De wrakingskamer is gelet op het vorenstaande van oordeel dat er onvoldoende aanknopingspunten zijn om te concluderen dat er tijdens de zitting sprake is geweest van een patroon waarin partijen zodanig onevenwichtige zijn bejegend door
mr. Baarsma dat daaruit kan worden afgeleid dat mr. Baarsma jegens [verzoeker] een vooringenomenheid koestert, althans dat de bij [verzoeker] dienaangaande bestaande vrees objectief gerechtvaardigd is. Het subjectieve gevoel bij [verzoeker] dat dit zo was is naar het oordeel van de wrakingskamer onvoldoende. De slotsom is dan ook dat het wrakingsverzoek tegen mr.

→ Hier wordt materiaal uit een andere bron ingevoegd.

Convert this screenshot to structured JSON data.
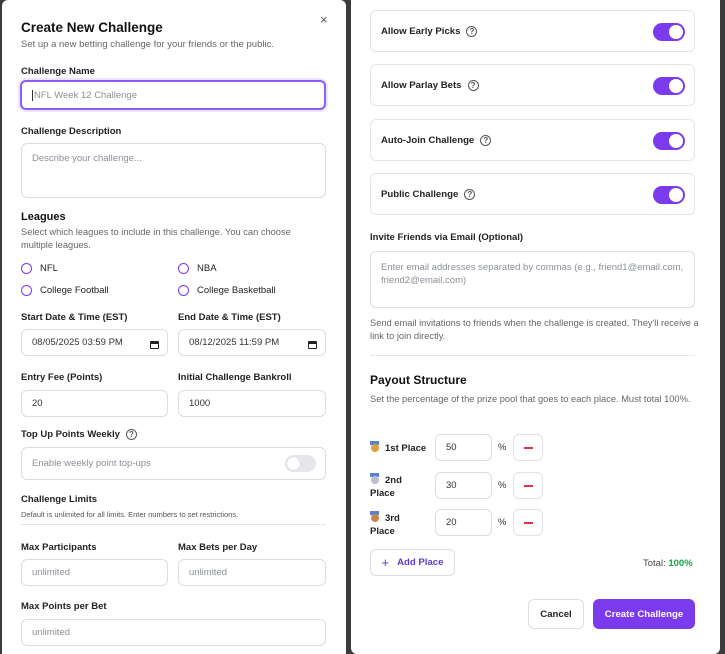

Baarsma zal worden afgewezen.

3.De beslissing

De wrakingskamer:
- wijst het verzoek tot wraking af.
Deze uitspraak is gewezen door mr. C.M. Telman, mr. E.Th.M. Zwart-Sneek en
mr. W.S. Sikkema en in het openbaar uitgesproken op 21 november 2017, in tegenwoordigheid van mr. P.R.M. Poiesz als griffier.